The former Goldman Sachs executive Roger Ng has been found guilty of helping to steal billions of dollars from Malaysia’s 1MDB sovereign wealth fund after a lengthy trial brought by US prosecutors, who described the fraud as one the largest financial scandals in history and who hoped to show that individuals are always at the center of corporate wrongdoing.
A New York jury found Ng, 49, once Goldman’s top investment banker in Malaysia, guilty of helping his former boss Tim Leissner embezzle money intended for development to benefit Malaysia’s poor from a fund connected to Malaysia’s then prime minister, Najib Razak, and then to launder the proceeds while bribing officials in Malaysia and Abu Dhabi.
Ng had pleaded not guilty to conspiracy and money-laundering under US foreign anti-corruption laws. Ng’s lawyers had claimed that Leissner, a cooperating government witness who pleaded guilty to similar charges in 2018, had falsely implicated him.
The charges against both men stemmed from a scheme in which Goldman helped 1MDB raise $6.5bn through three bond sales. But $4.5bn was diverted to government officials, bankers and their associates between 2009 and 2015.
The funds were used, in part, to fund the lavish lifestyle of the fugitive Malaysian playboy Jho Low, who embarked on an eye-popping spending spree, including luxury apartments, yachts, impressionist artworks and film projects including Martin Scorsese’s The Wolf of Wall Street.
Ng is the first and probably only person to face trial in the United States over the scheme. Goldman in 2020 paid nearly $3bn in fines, and its Malaysian unit agreed to plead guilty.
During the trial, Leissner testified for nine days as defense lawyers questioned his credibility, and drew attention to claims that he was married to two different women when he married Kimora Lee Simmons, the model, reality TV star and Baby Phat designer, in 2014.
“Tim Leissner uses people,” Ng’s defense lawyer Marc Agnifilo told jurors last month.

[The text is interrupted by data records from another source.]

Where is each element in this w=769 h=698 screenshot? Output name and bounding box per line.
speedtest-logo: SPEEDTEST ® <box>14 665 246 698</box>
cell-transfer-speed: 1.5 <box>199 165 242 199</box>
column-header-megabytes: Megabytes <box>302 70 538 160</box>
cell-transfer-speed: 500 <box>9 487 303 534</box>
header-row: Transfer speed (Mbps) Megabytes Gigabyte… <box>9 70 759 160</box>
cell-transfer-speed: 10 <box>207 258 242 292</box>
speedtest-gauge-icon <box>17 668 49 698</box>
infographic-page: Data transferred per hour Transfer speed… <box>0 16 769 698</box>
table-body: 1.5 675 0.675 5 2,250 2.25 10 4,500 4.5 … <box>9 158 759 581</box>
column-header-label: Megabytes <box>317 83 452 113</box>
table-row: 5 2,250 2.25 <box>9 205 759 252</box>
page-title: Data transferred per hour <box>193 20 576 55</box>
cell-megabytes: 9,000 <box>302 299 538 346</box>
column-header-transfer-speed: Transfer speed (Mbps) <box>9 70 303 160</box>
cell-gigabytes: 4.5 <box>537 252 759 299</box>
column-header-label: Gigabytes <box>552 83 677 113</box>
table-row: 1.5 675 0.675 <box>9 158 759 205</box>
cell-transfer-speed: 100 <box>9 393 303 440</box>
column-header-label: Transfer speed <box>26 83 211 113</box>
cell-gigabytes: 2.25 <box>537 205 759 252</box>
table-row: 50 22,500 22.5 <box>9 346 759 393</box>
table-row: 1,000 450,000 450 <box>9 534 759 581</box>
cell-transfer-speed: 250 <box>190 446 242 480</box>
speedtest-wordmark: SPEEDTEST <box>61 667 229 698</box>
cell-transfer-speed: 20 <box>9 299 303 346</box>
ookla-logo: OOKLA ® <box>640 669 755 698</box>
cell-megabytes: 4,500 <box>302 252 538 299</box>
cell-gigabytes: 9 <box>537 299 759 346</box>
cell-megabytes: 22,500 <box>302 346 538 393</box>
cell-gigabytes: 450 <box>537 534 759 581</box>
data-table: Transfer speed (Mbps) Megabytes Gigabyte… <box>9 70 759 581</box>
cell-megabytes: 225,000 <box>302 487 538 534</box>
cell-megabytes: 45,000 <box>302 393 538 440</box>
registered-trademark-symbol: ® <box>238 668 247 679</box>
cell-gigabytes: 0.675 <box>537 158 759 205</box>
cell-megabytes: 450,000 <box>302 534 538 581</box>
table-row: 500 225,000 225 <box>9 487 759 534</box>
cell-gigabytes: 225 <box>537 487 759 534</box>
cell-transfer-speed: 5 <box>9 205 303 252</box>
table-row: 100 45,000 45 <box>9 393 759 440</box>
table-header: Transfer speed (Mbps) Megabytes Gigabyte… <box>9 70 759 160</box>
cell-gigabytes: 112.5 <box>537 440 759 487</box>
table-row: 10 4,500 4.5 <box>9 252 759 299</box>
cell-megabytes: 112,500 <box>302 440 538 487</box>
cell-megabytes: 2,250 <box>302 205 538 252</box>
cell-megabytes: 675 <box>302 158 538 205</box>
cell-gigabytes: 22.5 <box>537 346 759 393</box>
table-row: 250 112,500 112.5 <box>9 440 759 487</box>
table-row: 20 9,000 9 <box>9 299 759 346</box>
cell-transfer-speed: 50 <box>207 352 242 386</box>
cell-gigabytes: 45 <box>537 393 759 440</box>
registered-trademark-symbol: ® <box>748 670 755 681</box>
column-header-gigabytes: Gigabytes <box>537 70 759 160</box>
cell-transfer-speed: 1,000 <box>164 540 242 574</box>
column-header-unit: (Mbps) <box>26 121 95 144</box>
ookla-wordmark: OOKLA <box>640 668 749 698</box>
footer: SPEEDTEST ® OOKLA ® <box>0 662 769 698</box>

He was “married to two different women at the same time, twice” and had an “illicit” relationship with another, Agnifilo said in opening statements. Agnifilo said in closing arguments that Leissner could not be trusted.
But jurors rejected that argument and sided with prosecutors.
The verdict represents a win for the US Department of Justice, which has been looking to hold individuals responsible for crimes conducted under a corporate cloak, in this case Goldman Sachs.
Those principles were set out in a 2015 memo by then deputy US attorney general, Sally Yates, who that stated “a corporation only acts through individuals, investigating the conduct of individuals is the most efficient and effective way to determine the facts and extent of any corporate misconduct”.
The memo was updated in 2020 with a set of principles, that argued individual accountability “deters future illegal activity, incentivizes changes in corporate behavior, ensures that the proper parties are held responsible for their actions, and promotes the public’s confidence in our justice system”.